When running ray.init(configure_logging=True, logging_level=logging.DEBUG, log_to_driver=True)` to try to get more logs, I get

my_app|my_app_ray.env.env_manager|Trying to register the environment in Ray...
my_app|utils.actor|actor|__getattr__ for SimManager and method __getstate__
2023-06-13 19:17:47,800 DEBUG gcs_utils.py:342 -- internal_kv_put b'TuneRegistry:01000000:env_creator/my_app' b'\x80\x05\x95\xc1\x01\x00\x00\x00\x00\x00\x00\x8c\x1bray.cloudpickle.cloudpickle\x94\x8c\r_builtin_type\x94\x93\x94\x8c\nMethodType\x94\x85\x94R\x94\x8c\x1dmy_app_ray.env.env_manager\x94\x8c\x15EnvManager.create_env\x94\x93\x94h\x06\x8c\nEnvManager\x94\x93\x94)\x81\x94}\x94\x8c\x07sim_mgr\x94\x8c\x15my_app.utils.actor\x94\x8c\x05Actor\x94\x93\x94)\x81\x94}\x94(\x8c\x08strategy\x94\x8c\x05local\x94\x8c\x06config\x94}\x94(\x8c\x07use_gpu\x94\x89\x8c\x05image\x94\x8c\my_app/test123r\x94u\x8c\x06logger\x94\x8c\x16my_app.utils.logger\x94\x8c\x06Logger\x94\x93\x94)\x81\x94}\x94(\x8c\x06module\x94\x8c\tmy_app\x94\x8c\x04name\x94\x8c\x1dmy_app_ray.sim.sim_manager\x94ub\x8c\x07sim_cls\x94\x8c\x1bmy_app_ray.sim.sim_local\x94\x8c\x08SimLocal\x94\x93\x94ubsb\x86\x94R\x94.' True None
my_app|my_app_ray.env.env_manager|EnvManager registered as 'my_app'
2023-06-13 19:17:47,801 DEBUG gcs_utils.py:300 -- internal_kv_get b'TuneRegistry:01000000:env_creator/my_app' None
2023-06-13 19:17:47,801 DEBUG gcs_utils.py:300 -- internal_kv_get b'TuneRegistry:01000000:env_creator/my_app' None

Versions / Dependencies

Ray: 2.5.0 Python: 3.8.16 OS: Ubuntu 22.04.1 (also happening on Mac latest OS)

Reproduction script

algo = (
    PPOConfig()
    .rollouts(num_rollout_workers=1)
    .resources(num_gpus=0)
    .environment(
        env="my-env",
        env_task_fn=self.curriculum_fn_callback,
    )
    .evaluation(
        evaluation_num_workers=1,
        evaluation_interval=10,
        evaluation_duration=10,
        evaluation_parallel_to_training=False,
        evaluation_config={"explore": False, "render": "human"},
    )
    .callbacks(MyCallbacks)
    .build(use_copy=False)
)

for i in range(training_iters):
    algo.train()

Issue Severity

High: It blocks me from completing my task.

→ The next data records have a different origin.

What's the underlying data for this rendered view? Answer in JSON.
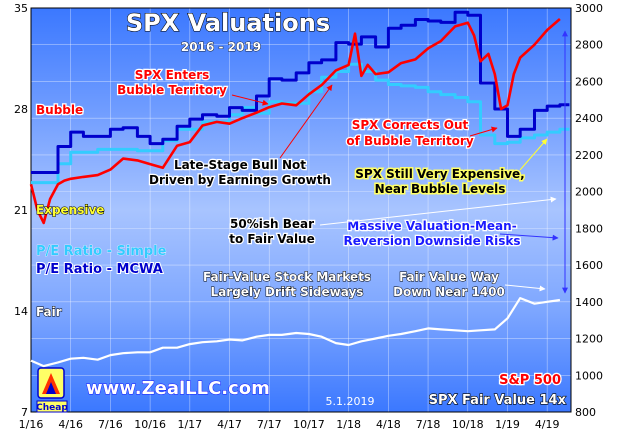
{
  "chart_data": {
    "type": "line",
    "title": "SPX Valuations",
    "subtitle": "2016 - 2019",
    "x_tick_labels": [
      "1/16",
      "4/16",
      "7/16",
      "10/16",
      "1/17",
      "4/17",
      "7/17",
      "10/17",
      "1/18",
      "4/18",
      "7/18",
      "10/18",
      "1/19",
      "4/19"
    ],
    "y_left": {
      "ticks": [
        "35",
        "28",
        "21",
        "14",
        "7"
      ],
      "range": [
        7,
        35
      ]
    },
    "y_right": {
      "ticks": [
        "3000",
        "2800",
        "2600",
        "2400",
        "2200",
        "2000",
        "1800",
        "1600",
        "1400",
        "1200",
        "1000",
        "800"
      ],
      "range": [
        800,
        3000
      ]
    },
    "zones": [
      {
        "name": "Bubble",
        "from": 28,
        "to": 35,
        "color": "#4a86ff"
      },
      {
        "name": "Expensive",
        "from": 21,
        "to": 28,
        "color": "#7da6ff"
      },
      {
        "name": "Fair",
        "from": 14,
        "to": 21,
        "color": "#b4ccff"
      },
      {
        "name": "Cheap",
        "from": 7,
        "to": 14,
        "color": "#4a86ff"
      }
    ],
    "zone_labels": {
      "bubble": "Bubble",
      "expensive": "Expensive",
      "fair": "Fair",
      "cheap": "Cheap"
    },
    "series": [
      {
        "name": "P/E Ratio - Simple",
        "axis": "left",
        "color": "#33ccff",
        "x": [
          2016.0,
          2016.08,
          2016.17,
          2016.25,
          2016.33,
          2016.42,
          2016.5,
          2016.58,
          2016.67,
          2016.75,
          2016.83,
          2016.92,
          2017.0,
          2017.08,
          2017.17,
          2017.25,
          2017.33,
          2017.42,
          2017.5,
          2017.58,
          2017.67,
          2017.75,
          2017.83,
          2017.92,
          2018.0,
          2018.08,
          2018.17,
          2018.25,
          2018.33,
          2018.42,
          2018.5,
          2018.58,
          2018.67,
          2018.75,
          2018.83,
          2018.92,
          2019.0,
          2019.08,
          2019.17,
          2019.25,
          2019.33
        ],
        "values": [
          22.9,
          22.9,
          24.2,
          25.0,
          25.0,
          25.2,
          25.2,
          25.2,
          25.1,
          25.1,
          25.8,
          26.6,
          26.6,
          27.1,
          27.1,
          27.6,
          28.1,
          27.7,
          28.5,
          28.4,
          28.4,
          29.2,
          30.2,
          30.6,
          31.1,
          30.6,
          30.0,
          29.7,
          29.6,
          29.5,
          29.2,
          29.0,
          28.8,
          28.5,
          26.2,
          25.6,
          25.7,
          26.0,
          26.2,
          26.4,
          26.6
        ]
      },
      {
        "name": "P/E Ratio - MCWA",
        "axis": "left",
        "color": "#0000cc",
        "x": [
          2016.0,
          2016.08,
          2016.17,
          2016.25,
          2016.33,
          2016.42,
          2016.5,
          2016.58,
          2016.67,
          2016.75,
          2016.83,
          2016.92,
          2017.0,
          2017.08,
          2017.17,
          2017.25,
          2017.33,
          2017.42,
          2017.5,
          2017.58,
          2017.67,
          2017.75,
          2017.83,
          2017.92,
          2018.0,
          2018.08,
          2018.17,
          2018.25,
          2018.33,
          2018.42,
          2018.5,
          2018.58,
          2018.67,
          2018.75,
          2018.83,
          2018.92,
          2019.0,
          2019.08,
          2019.17,
          2019.25,
          2019.33
        ],
        "values": [
          23.6,
          23.6,
          25.4,
          26.4,
          26.1,
          26.1,
          26.6,
          26.7,
          26.1,
          25.6,
          25.9,
          26.8,
          27.3,
          27.6,
          27.5,
          28.1,
          27.9,
          28.9,
          30.1,
          30.0,
          30.5,
          31.2,
          31.4,
          32.6,
          32.5,
          33.0,
          32.3,
          33.6,
          33.8,
          34.2,
          34.1,
          34.0,
          34.7,
          34.5,
          29.8,
          28.0,
          26.1,
          26.6,
          27.9,
          28.2,
          28.3
        ]
      },
      {
        "name": "S&P 500",
        "axis": "right",
        "color": "#ff0000",
        "x": [
          2016.0,
          2016.04,
          2016.08,
          2016.12,
          2016.17,
          2016.21,
          2016.25,
          2016.33,
          2016.42,
          2016.5,
          2016.58,
          2016.67,
          2016.75,
          2016.83,
          2016.92,
          2017.0,
          2017.08,
          2017.17,
          2017.25,
          2017.33,
          2017.42,
          2017.5,
          2017.58,
          2017.67,
          2017.75,
          2017.83,
          2017.92,
          2018.0,
          2018.04,
          2018.08,
          2018.12,
          2018.17,
          2018.25,
          2018.33,
          2018.42,
          2018.5,
          2018.58,
          2018.67,
          2018.75,
          2018.79,
          2018.83,
          2018.88,
          2018.92,
          2018.96,
          2019.0,
          2019.04,
          2019.08,
          2019.17,
          2019.25,
          2019.33
        ],
        "values": [
          2040,
          1900,
          1830,
          1960,
          2040,
          2060,
          2070,
          2080,
          2090,
          2120,
          2180,
          2170,
          2150,
          2130,
          2250,
          2270,
          2360,
          2380,
          2370,
          2400,
          2430,
          2460,
          2480,
          2470,
          2530,
          2580,
          2660,
          2690,
          2860,
          2630,
          2690,
          2640,
          2650,
          2700,
          2720,
          2780,
          2820,
          2900,
          2920,
          2850,
          2710,
          2750,
          2640,
          2450,
          2470,
          2640,
          2730,
          2800,
          2880,
          2940
        ]
      },
      {
        "name": "SPX Fair Value 14x",
        "axis": "right",
        "color": "#ffffff",
        "x": [
          2016.0,
          2016.08,
          2016.17,
          2016.25,
          2016.33,
          2016.42,
          2016.5,
          2016.58,
          2016.67,
          2016.75,
          2016.83,
          2016.92,
          2017.0,
          2017.08,
          2017.17,
          2017.25,
          2017.33,
          2017.42,
          2017.5,
          2017.58,
          2017.67,
          2017.75,
          2017.83,
          2017.92,
          2018.0,
          2018.08,
          2018.17,
          2018.25,
          2018.33,
          2018.42,
          2018.5,
          2018.58,
          2018.67,
          2018.75,
          2018.83,
          2018.92,
          2019.0,
          2019.08,
          2019.17,
          2019.25,
          2019.33
        ],
        "values": [
          1080,
          1050,
          1070,
          1090,
          1095,
          1085,
          1110,
          1120,
          1125,
          1125,
          1150,
          1150,
          1170,
          1180,
          1185,
          1195,
          1190,
          1210,
          1220,
          1220,
          1230,
          1225,
          1210,
          1175,
          1165,
          1185,
          1200,
          1215,
          1225,
          1240,
          1255,
          1250,
          1245,
          1240,
          1245,
          1250,
          1310,
          1420,
          1390,
          1400,
          1410
        ]
      }
    ],
    "legend": {
      "simple": "P/E Ratio - Simple",
      "mcwa": "P/E Ratio - MCWA",
      "spx": "S&P 500",
      "fair": "SPX Fair Value 14x"
    },
    "annotations": {
      "enters_1": "SPX Enters",
      "enters_2": "Bubble Territory",
      "late_1": "Late-Stage Bull Not",
      "late_2": "Driven by Earnings Growth",
      "corrects_1": "SPX Corrects Out",
      "corrects_2": "of Bubble Territory",
      "still_1": "SPX Still Very Expensive,",
      "still_2": "Near Bubble Levels",
      "bear_1": "50%ish Bear",
      "bear_2": "to Fair Value",
      "massive_1": "Massive Valuation-Mean-",
      "massive_2": "Reversion Downside Risks",
      "drift_1": "Fair-Value Stock Markets",
      "drift_2": "Largely Drift Sideways",
      "way_1": "Fair Value Way",
      "way_2": "Down Near 1400"
    },
    "brand": "www.ZealLLC.com",
    "date_stamp": "5.1.2019",
    "colors": {
      "plot_border": "#000000",
      "grid": "#ffffff",
      "spx_line": "#ff0000",
      "mcwa_line": "#0000cc",
      "simple_line": "#33ccff",
      "fair_line": "#ffffff",
      "arrow_red": "#ff0000",
      "arrow_blue": "#3333ff"
    },
    "grid": true
  }
}
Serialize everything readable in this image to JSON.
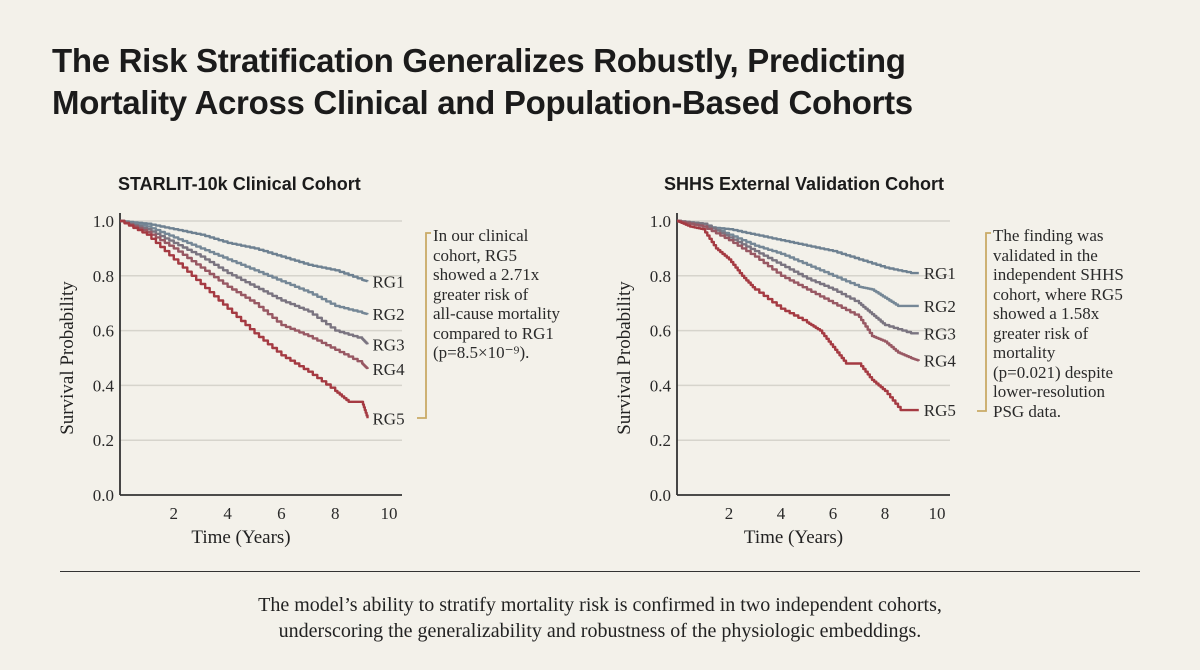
{
  "title_line1": "The Risk Stratification Generalizes Robustly, Predicting",
  "title_line2": "Mortality Across Clinical and Population-Based Cohorts",
  "footer_line1": "The model’s ability to stratify mortality risk is confirmed in two independent cohorts,",
  "footer_line2": "underscoring the generalizability and robustness of the physiologic embeddings.",
  "notes": [
    [
      "In our clinical",
      "cohort, RG5",
      "showed a 2.71x",
      "greater risk of",
      "all-cause mortality",
      "compared to RG1",
      "(p=8.5×10⁻⁹)."
    ],
    [
      "The finding was",
      "validated in the",
      "independent SHHS",
      "cohort, where RG5",
      "showed a 1.58x",
      "greater risk of",
      "mortality",
      "(p=0.021) despite",
      "lower-resolution",
      "PSG data."
    ]
  ],
  "colors": {
    "RG1": "#6e8191",
    "RG2": "#758796",
    "RG3": "#7a7480",
    "RG4": "#985863",
    "RG5": "#a53a42",
    "bracket": "#c9aa66",
    "grid": "#d6d4cc"
  },
  "chart_data": [
    {
      "type": "line",
      "title": "STARLIT-10k Clinical Cohort",
      "xlabel": "Time (Years)",
      "ylabel": "Survival Probability",
      "xlim": [
        0,
        10.5
      ],
      "ylim": [
        0,
        1.0
      ],
      "xticks": [
        "2",
        "4",
        "6",
        "8",
        "10"
      ],
      "yticks": [
        "0.0",
        "0.2",
        "0.4",
        "0.6",
        "0.8",
        "1.0"
      ],
      "grid": true,
      "step": true,
      "series": [
        {
          "name": "RG1",
          "x": [
            0,
            1,
            2,
            3,
            4,
            5,
            6,
            7,
            8,
            9,
            9.2
          ],
          "y": [
            1,
            0.99,
            0.97,
            0.95,
            0.92,
            0.9,
            0.87,
            0.84,
            0.82,
            0.785,
            0.78
          ]
        },
        {
          "name": "RG2",
          "x": [
            0,
            1,
            2,
            3,
            4,
            5,
            6,
            7,
            8,
            9,
            9.2
          ],
          "y": [
            1,
            0.98,
            0.94,
            0.9,
            0.86,
            0.82,
            0.78,
            0.74,
            0.69,
            0.665,
            0.66
          ]
        },
        {
          "name": "RG3",
          "x": [
            0,
            1,
            2,
            3,
            4,
            5,
            6,
            7,
            8,
            9,
            9.2
          ],
          "y": [
            1,
            0.97,
            0.92,
            0.87,
            0.81,
            0.76,
            0.71,
            0.67,
            0.6,
            0.57,
            0.55
          ]
        },
        {
          "name": "RG4",
          "x": [
            0,
            1,
            2,
            3,
            4,
            5,
            6,
            7,
            8,
            9,
            9.2
          ],
          "y": [
            1,
            0.96,
            0.9,
            0.83,
            0.76,
            0.7,
            0.62,
            0.58,
            0.53,
            0.48,
            0.46
          ]
        },
        {
          "name": "RG5",
          "x": [
            0,
            1,
            2,
            3,
            4,
            5,
            6,
            7,
            8,
            8.5,
            9,
            9.2
          ],
          "y": [
            1,
            0.95,
            0.86,
            0.77,
            0.68,
            0.59,
            0.51,
            0.45,
            0.38,
            0.34,
            0.34,
            0.28
          ]
        }
      ]
    },
    {
      "type": "line",
      "title": "SHHS External Validation Cohort",
      "xlabel": "Time (Years)",
      "ylabel": "Survival Probability",
      "xlim": [
        0,
        10.5
      ],
      "ylim": [
        0,
        1.0
      ],
      "xticks": [
        "2",
        "4",
        "6",
        "8",
        "10"
      ],
      "yticks": [
        "0.0",
        "0.2",
        "0.4",
        "0.6",
        "0.8",
        "1.0"
      ],
      "grid": true,
      "step": true,
      "series": [
        {
          "name": "RG1",
          "x": [
            0,
            1,
            2,
            3,
            4,
            5,
            6,
            7,
            8,
            9,
            9.3
          ],
          "y": [
            1,
            0.98,
            0.97,
            0.95,
            0.93,
            0.91,
            0.89,
            0.86,
            0.83,
            0.81,
            0.81
          ]
        },
        {
          "name": "RG2",
          "x": [
            0,
            1,
            2,
            3,
            4,
            5,
            6,
            7,
            7.5,
            8,
            8.5,
            9.3
          ],
          "y": [
            1,
            0.99,
            0.95,
            0.91,
            0.88,
            0.84,
            0.8,
            0.76,
            0.75,
            0.72,
            0.69,
            0.69
          ]
        },
        {
          "name": "RG3",
          "x": [
            0,
            1,
            2,
            3,
            4,
            5,
            6,
            7,
            7.5,
            8,
            9,
            9.3
          ],
          "y": [
            1,
            0.99,
            0.94,
            0.89,
            0.84,
            0.79,
            0.75,
            0.7,
            0.66,
            0.62,
            0.59,
            0.59
          ]
        },
        {
          "name": "RG4",
          "x": [
            0,
            1,
            2,
            3,
            4,
            5,
            6,
            7,
            7.5,
            8,
            8.5,
            9,
            9.3
          ],
          "y": [
            1,
            0.98,
            0.93,
            0.87,
            0.8,
            0.75,
            0.7,
            0.65,
            0.58,
            0.56,
            0.52,
            0.5,
            0.49
          ]
        },
        {
          "name": "RG5",
          "x": [
            0,
            0.5,
            1,
            1.5,
            2,
            2.5,
            3,
            4,
            5,
            5.5,
            6,
            6.5,
            7,
            7.5,
            8,
            8.6,
            9.3
          ],
          "y": [
            1,
            0.98,
            0.97,
            0.9,
            0.86,
            0.8,
            0.75,
            0.68,
            0.63,
            0.6,
            0.54,
            0.48,
            0.48,
            0.42,
            0.38,
            0.31,
            0.31
          ]
        }
      ]
    }
  ]
}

XavierGeerinck commented 1 year ago

this can be closed, main issue is that I was nesting Actors, which ray does not like! Solving this requires serializing the actors correctly by using reference IDs to the actors themselves in the __getstate__,__setstate__ and __deepcopy__ methods of python. Simply using named actors, a wrapper class (hell yeah abstraction!) and some correct magic method implementation to fetch the actor on restore fixed it.